Зоргером уже было написано несколько исследований; как правило, это было общее описание некоей ограниченной области или сравнительный анализ наблюдений за сходными явлениями в разных частях земли. Принимаясь за опыт описания пространства, он неизбежно вынужден будет отказаться от установленных правил своей науки; единственное, в чем они могут ему быть иногда полезны, так это в том, чтобы структурировать его фантазию.
Надо сказать, его давно уже занимало то, что, судя по всему, сознание со временем в любом ландшафте начинает производить свои собственные небольшие пространства, даже там, где как будто бы до самого горизонта нет ни одной возможности отграничения. Это выглядело так, словно на поверхности, которая новичку представлялась еще бесконечной, перед давно живущим там выступали многообразные и четко отделенные друг от друга пространства. Но, даже находясь в холмистой или горной местности, которая на первый взгляд, совершенно очевидно, кажется расчлененной, человек (как показывал опыт Зоргера) со временем все же начинал представлять себе совершенно иные пространства, чем те, которые возникали из монументальных и однозначных экземпляров форм.

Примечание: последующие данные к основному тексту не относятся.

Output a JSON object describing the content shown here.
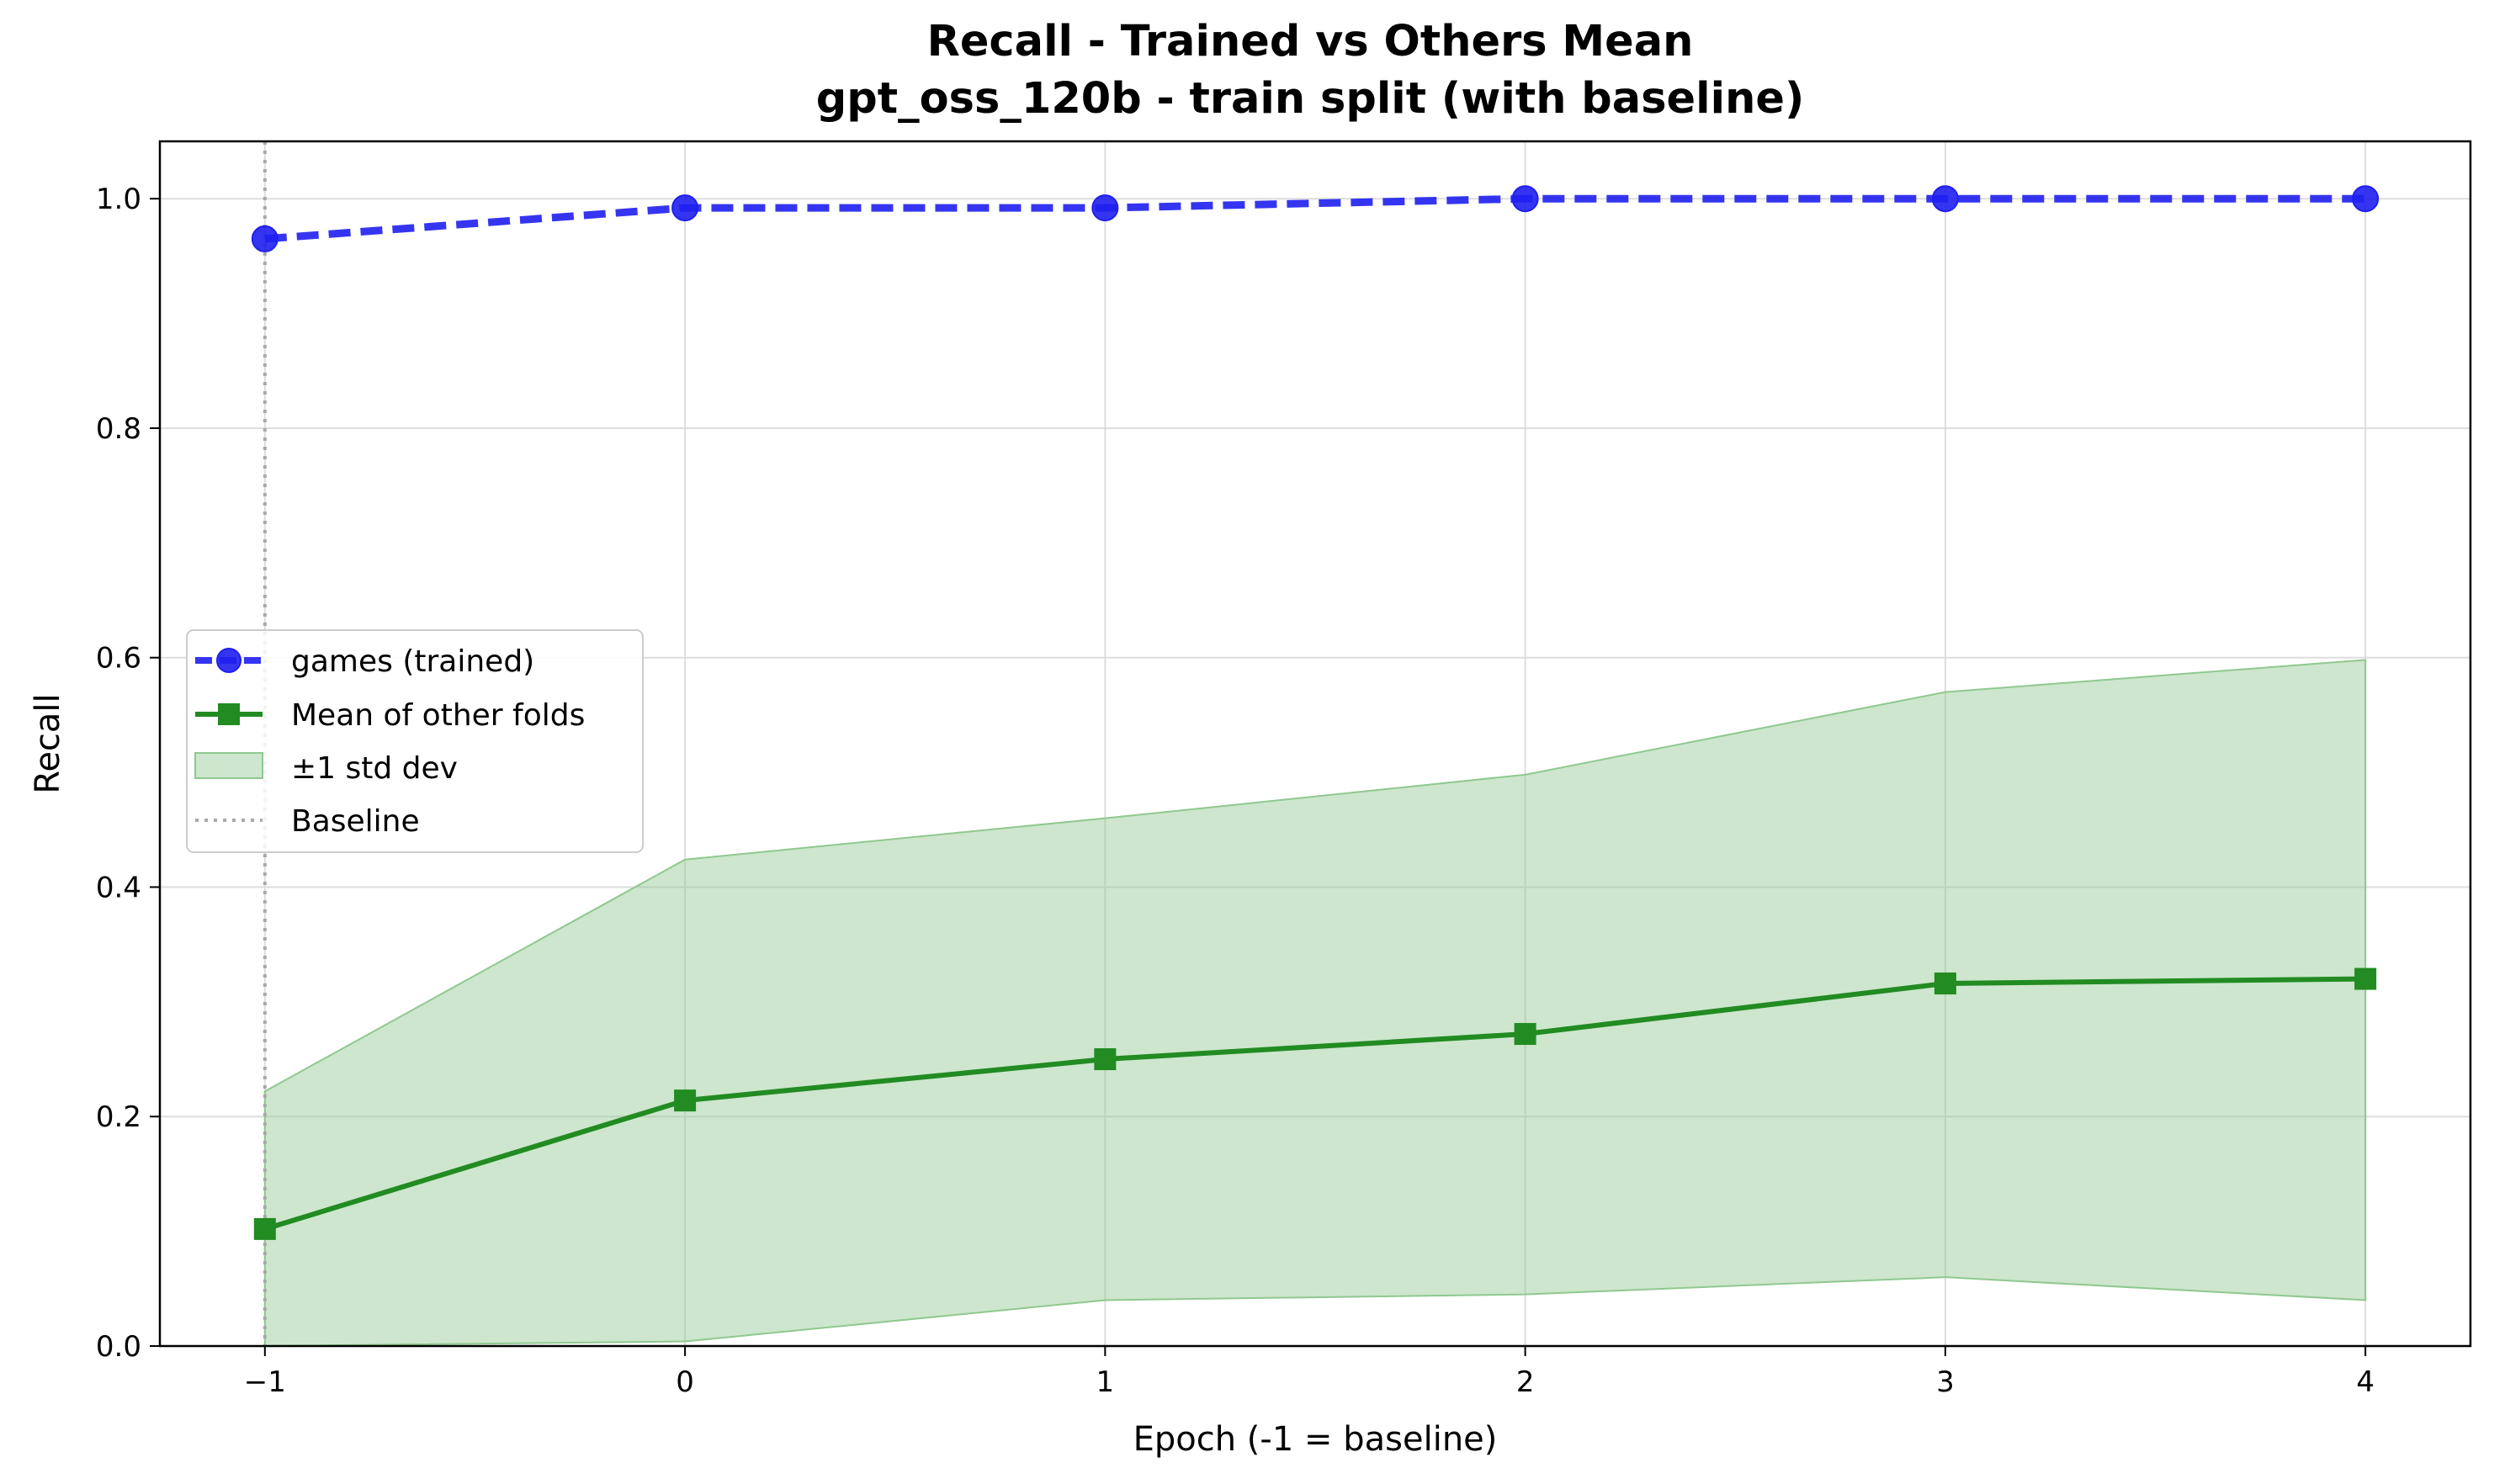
{
  "chart_data": {
    "type": "line",
    "title": "Recall - Trained vs Others Mean",
    "subtitle": "gpt_oss_120b - train split (with baseline)",
    "xlabel": "Epoch (-1 = baseline)",
    "ylabel": "Recall",
    "x": [
      -1,
      0,
      1,
      2,
      3,
      4
    ],
    "xlim": [
      -1.25,
      4.25
    ],
    "ylim": [
      0.0,
      1.05
    ],
    "xticks": [
      "−1",
      "0",
      "1",
      "2",
      "3",
      "4"
    ],
    "yticks": [
      "0.0",
      "0.2",
      "0.4",
      "0.6",
      "0.8",
      "1.0"
    ],
    "grid": true,
    "legend_position": "center-left",
    "series": [
      {
        "name": "games (trained)",
        "values": [
          0.965,
          0.992,
          0.992,
          1.0,
          1.0,
          1.0
        ],
        "color": "#1f1fef",
        "style": "dashed",
        "marker": "circle"
      },
      {
        "name": "Mean of other folds",
        "values": [
          0.102,
          0.214,
          0.25,
          0.272,
          0.316,
          0.32
        ],
        "color": "#228b22",
        "style": "solid",
        "marker": "square"
      }
    ],
    "band": {
      "name": "±1 std dev",
      "lower": [
        0.0,
        0.004,
        0.04,
        0.045,
        0.06,
        0.04
      ],
      "upper": [
        0.222,
        0.424,
        0.46,
        0.498,
        0.57,
        0.598
      ],
      "color": "#90c890"
    },
    "baseline": {
      "name": "Baseline",
      "x": -1,
      "color": "#a9a9a9"
    }
  }
}
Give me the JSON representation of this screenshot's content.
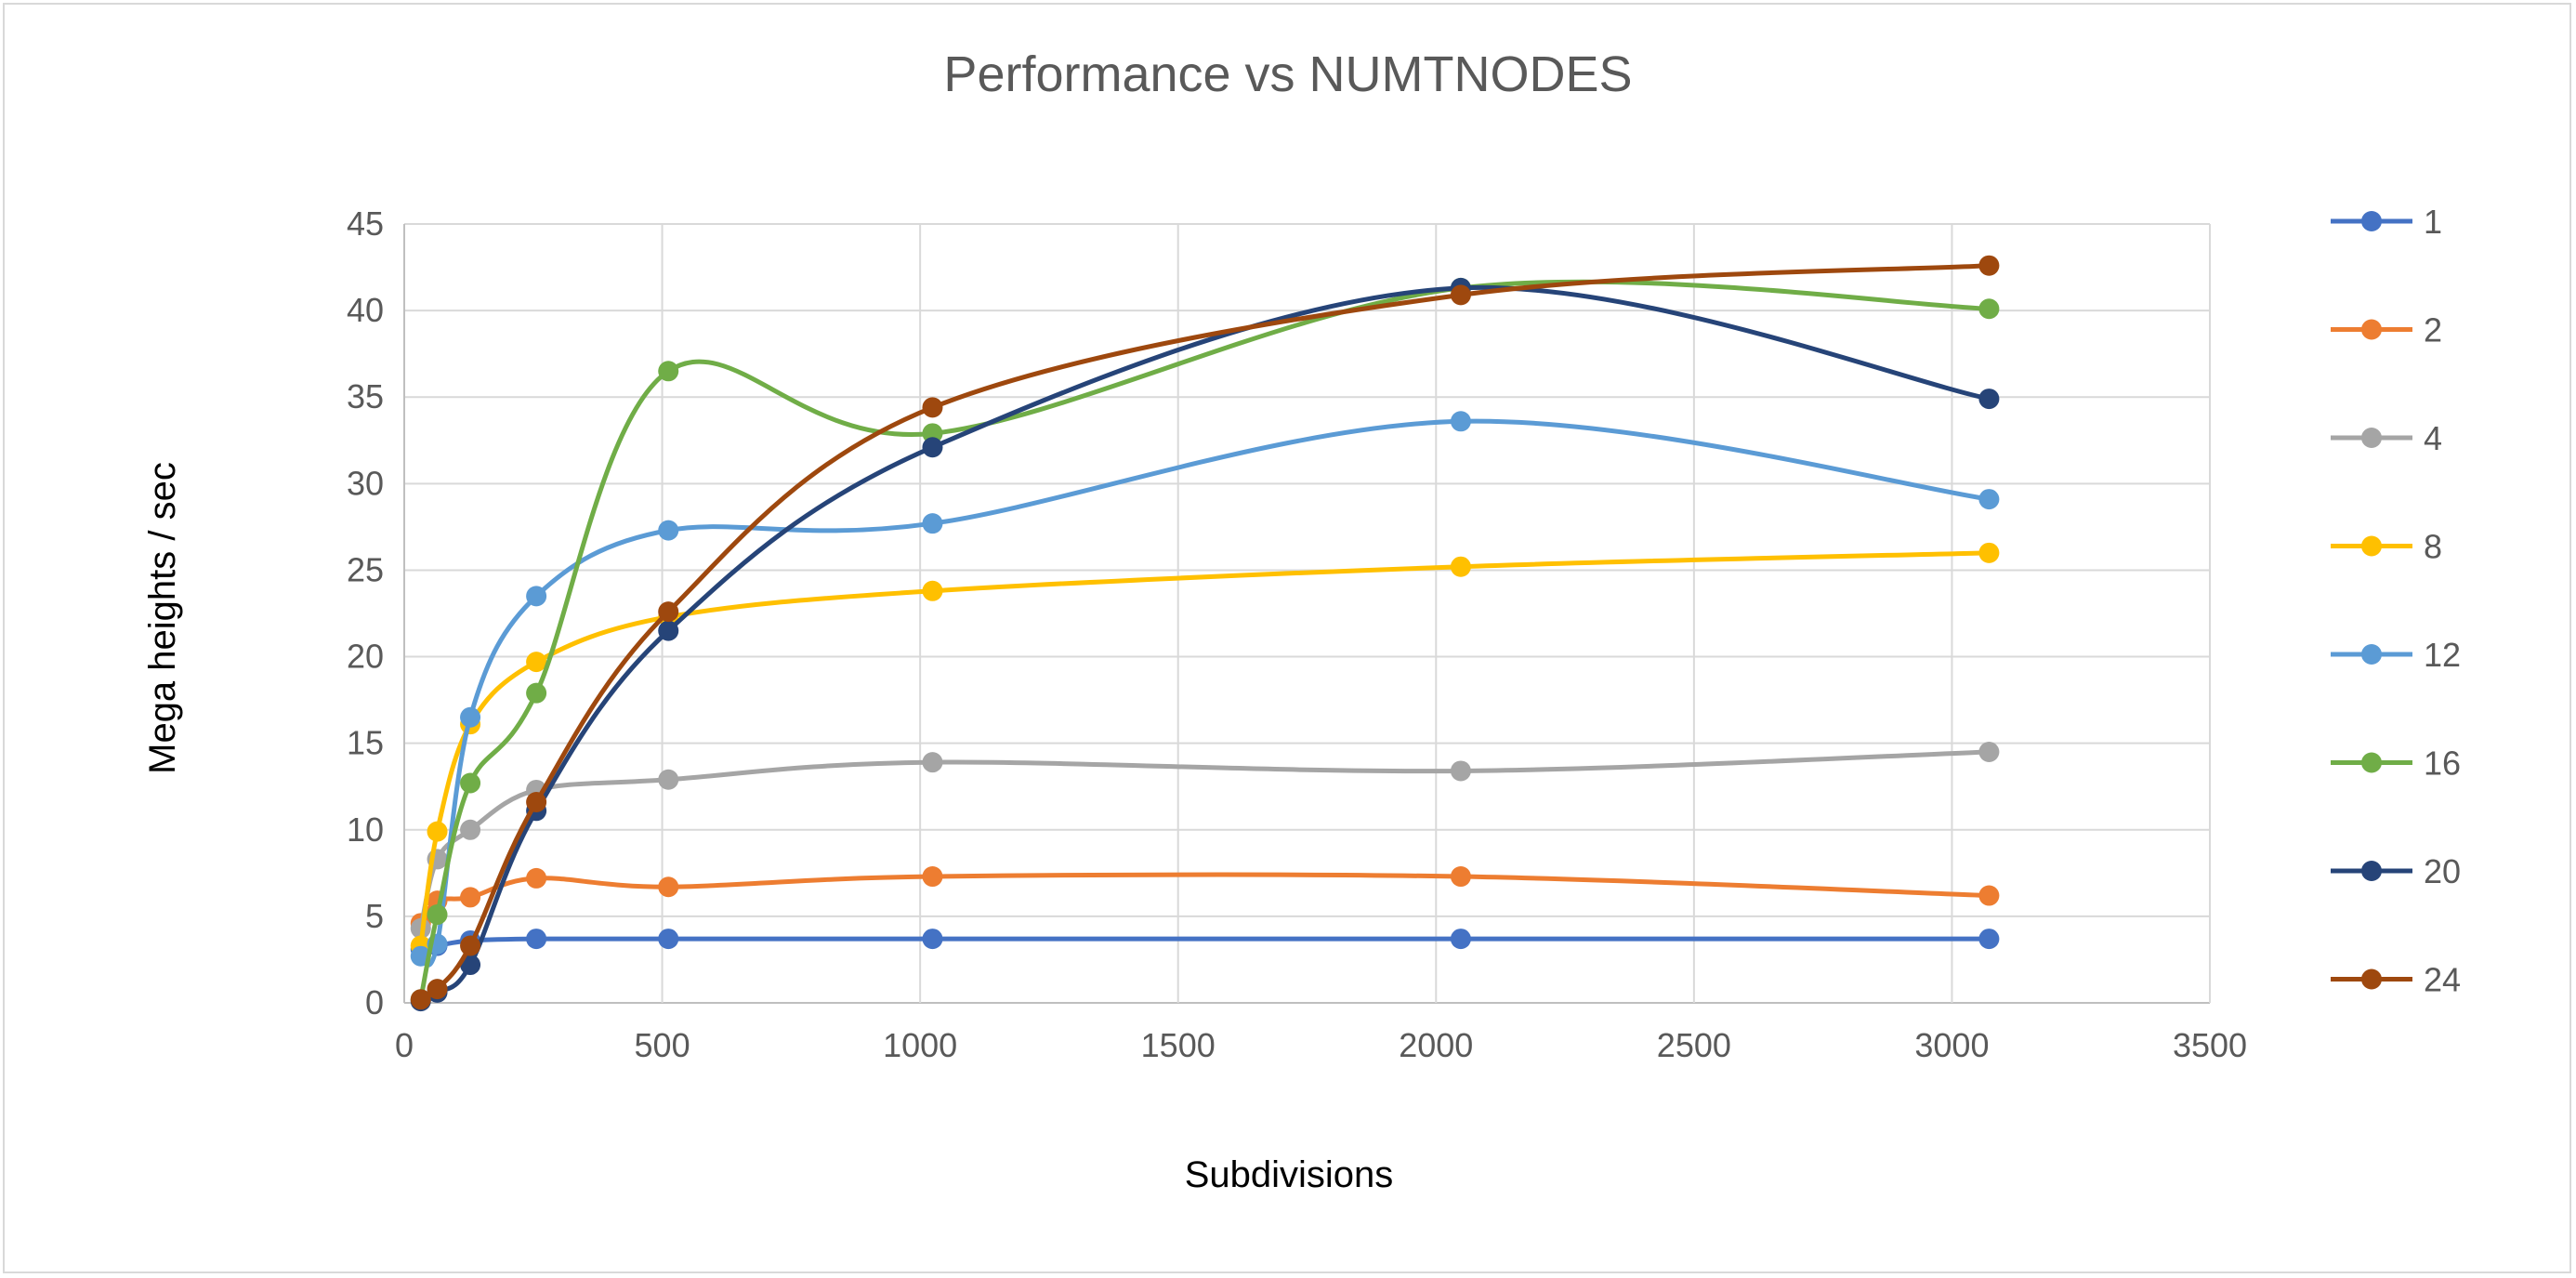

Это и было исходным положением его рассуждений: он полагал, что сознанию, бывает, в любой части земли, если только у него есть время соединиться с нею, открываются свои собственные пространства и что, главное, эти пространства создаются не теми элементами, что прямо бросаются в глаза, образуя ландшафтные доминанты, а совершенно неприметными деталями, которые не могут быть восприняты никаким научным взглядом (которые в действительности можно узнать, только если просто пожить там какое-то время, которое тогда, среди этой природы, кажущейся теперь как будто обжитой, проходит как время жизни, – быть может, только благодаря постоянному спотыканию на одном и том же участке земли, непроизвольно меняющейся походке на том месте луга, которое когда-то было болотистым и пружинящим, меняющемуся уровню шумов в ложбине, ставшей вдруг совсем другой перспективе, открывающейся с бывшей еще недавно такой крошечной макушки морены среди ржи).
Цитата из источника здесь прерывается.